# **MITSUI: RandomForestRegressor**


---

### 🌳 RandomForestRegressor and Multi-Output Regression

`RandomForestRegressor` (from `sklearn.ensemble`) natively supports **multi-output regression**.
This means you can pass a **2D target array** `y` with shape `(n_samples, n_outputs)` directly to `.fit()`.
Each output column is treated as a separate regression problem, but the model shares the same set of trees, making training efficient.


#### Key points:

* Unlike LightGBM/XGBoost, **no wrapper is required** (`MultiOutputRegressor` is not needed).
* Predictions preserve the same dimensionality: if `y` has 3 target variables, the output will have 3 columns.
* It is especially useful when the targets are related (e.g., predicting multiple sensor readings at once).

---


In [1]:
import pandas as pd
import polars as pl
import numpy as np
import random
import time
import os, gc
import warnings
warnings.simplefilter('ignore')

from sklearn.preprocessing import StandardScaler

class CFG:
    path = "/kaggle/input/mitsui-commodity-prediction-challenge/"
    seed = 42
    targets = [f"target_{i}" for i in range(424)]
    solution_null_filler = 0.0

train = pd.read_csv(CFG.path + "train.csv").sort_values("date_id")
train_labels = pd.read_csv(CFG.path + "train_labels.csv")
CFG.features = [c for c in train.columns if c not in ["date_id"]]
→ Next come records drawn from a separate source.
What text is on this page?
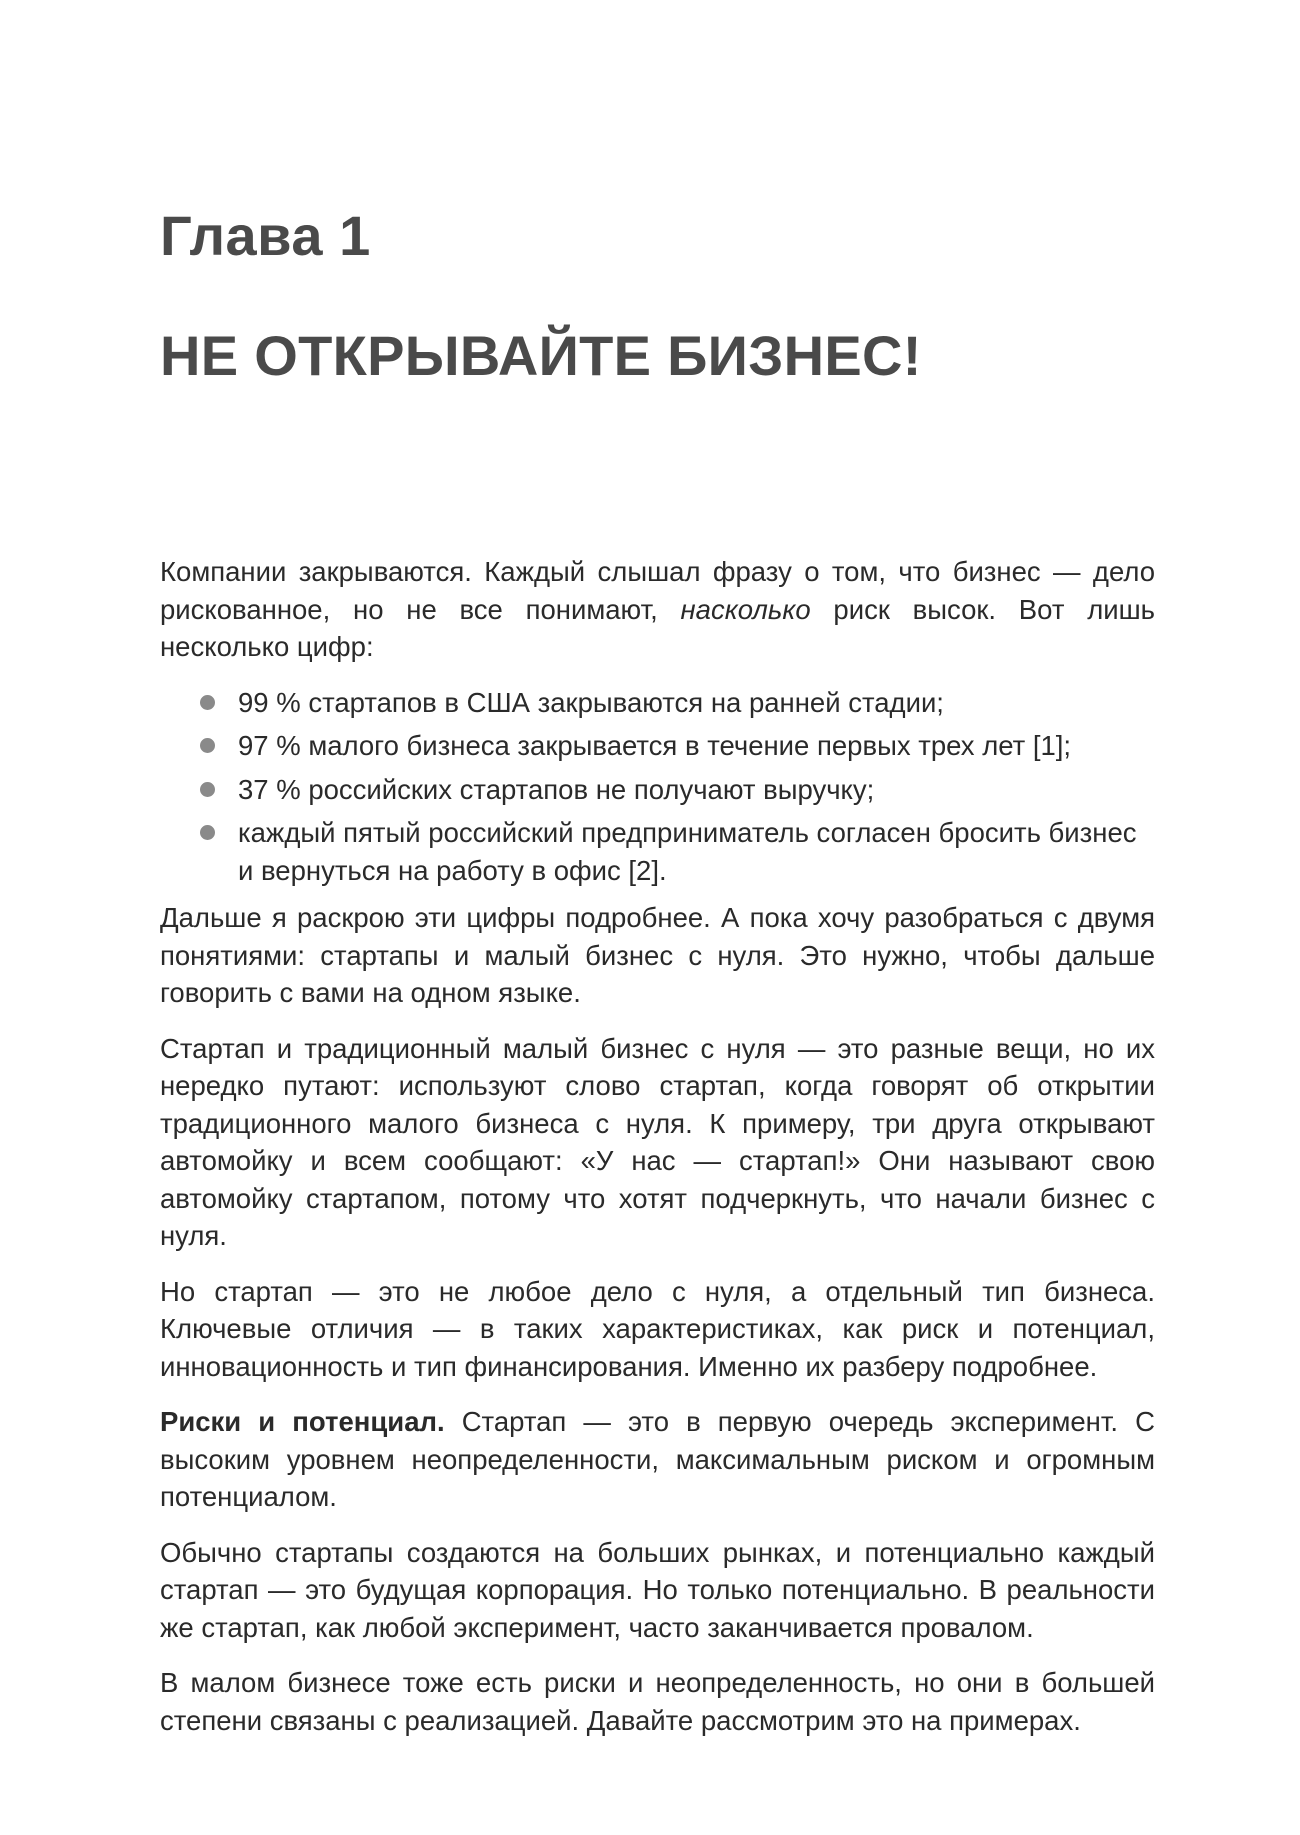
Глава 1
НЕ ОТКРЫВАЙТЕ БИЗНЕС!

Компании закрываются. Каждый слышал фразу о том, что бизнес — дело рискованное, но не все понимают, насколько риск высок. Вот лишь несколько цифр:

99 % стартапов в США закрываются на ранней стадии;
97 % малого бизнеса закрывается в течение первых трех лет [1];
37 % российских стартапов не получают выручку;
каждый пятый российский предприниматель согласен бросить бизнес и вернуться на работу в офис [2].

Дальше я раскрою эти цифры подробнее. А пока хочу разобраться с двумя понятиями: стартапы и малый бизнес с нуля. Это нужно, чтобы дальше говорить с вами на одном языке.

Стартап и традиционный малый бизнес с нуля — это разные вещи, но их нередко путают: используют слово стартап, когда говорят об открытии традиционного малого бизнеса с нуля. К примеру, три друга открывают автомойку и всем сообщают: «У нас — стартап!» Они называют свою автомойку стартапом, потому что хотят подчеркнуть, что начали бизнес с нуля.

Но стартап — это не любое дело с нуля, а отдельный тип бизнеса. Ключевые отличия — в таких характеристиках, как риск и потенциал, инновационность и тип финансирования. Именно их разберу подробнее.

Риски и потенциал. Стартап — это в первую очередь эксперимент. С высоким уровнем неопределенности, максимальным риском и огромным потенциалом.

Обычно стартапы создаются на больших рынках, и потенциально каждый стартап — это будущая корпорация. Но только потенциально. В реальности же стартап, как любой эксперимент, часто заканчивается провалом.

В малом бизнесе тоже есть риски и неопределенность, но они в большей степени связаны с реализацией. Давайте рассмотрим это на примерах.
print(f"Train shape: {train.shape}, Train labels shape: {train_labels.shape}")

def preprocess_columns(df: pd.DataFrame) -> pd.DataFrame:
    df = df.copy()
    columns = [
        "US_Stock_GOLD_adj_open", "US_Stock_GOLD_adj_high",
        "US_Stock_GOLD_adj_low", "US_Stock_GOLD_adj_close",
        "US_Stock_GOLD_adj_volume"
    ]
    
    for col in columns:
        if col in df.columns and df[col].dtype == "object":
            df[col] = pd.to_numeric(df[col], errors='coerce')
    
    return df

X_train = (
    preprocess_columns(
        train[CFG.features]
        .fillna(-1)
    ).reindex(
        columns=CFG.features,
        fill_value=0.0
    )
).copy()

y_train = (
    train_labels[CFG.targets]
    .fillna(CFG.solution_null_filler)
    .copy()
)

scaler = StandardScaler()
X_train[CFG.features] = scaler.fit_transform(X_train)

Train shape: (1961, 558), Train labels shape: (1961, 425)


In [2]:
from sklearn.ensemble import RandomForestRegressor

model = RandomForestRegressor(
    random_state=CFG.seed,
    n_jobs=-1
)

In [3]:
model.fit(X_train, y_train)

del train, train_labels, X_train, y_train
gc.collect()

def predict(
    test: pl.DataFrame,
    label_lags_1_batch: pl.DataFrame,
    label_lags_2_batch: pl.DataFrame,
    label_lags_3_batch: pl.DataFrame,
    label_lags_4_batch: pl.DataFrame,
) -> pd.DataFrame:
    
    X_test = (
        preprocess_columns(
            test
            .select(pl.col(CFG.features))
            .to_pandas()
            .fillna(-1)
        ).reindex(
            columns=CFG.features,
            fill_value=0.0
        )
    ).copy()

    pred = model.predict(scaler.transform(X_test))
    predictions = pd.DataFrame(pred, columns=CFG.targets)
    return predictions

import kaggle_evaluation.mitsui_inference_server

inference_server = kaggle_evaluation.mitsui_inference_server.MitsuiInferenceServer(predict)

if os.getenv('KAGGLE_IS_COMPETITION_RERUN'):
    inference_server.serve()
else:
    inference_server.run_local_gateway((CFG.path,))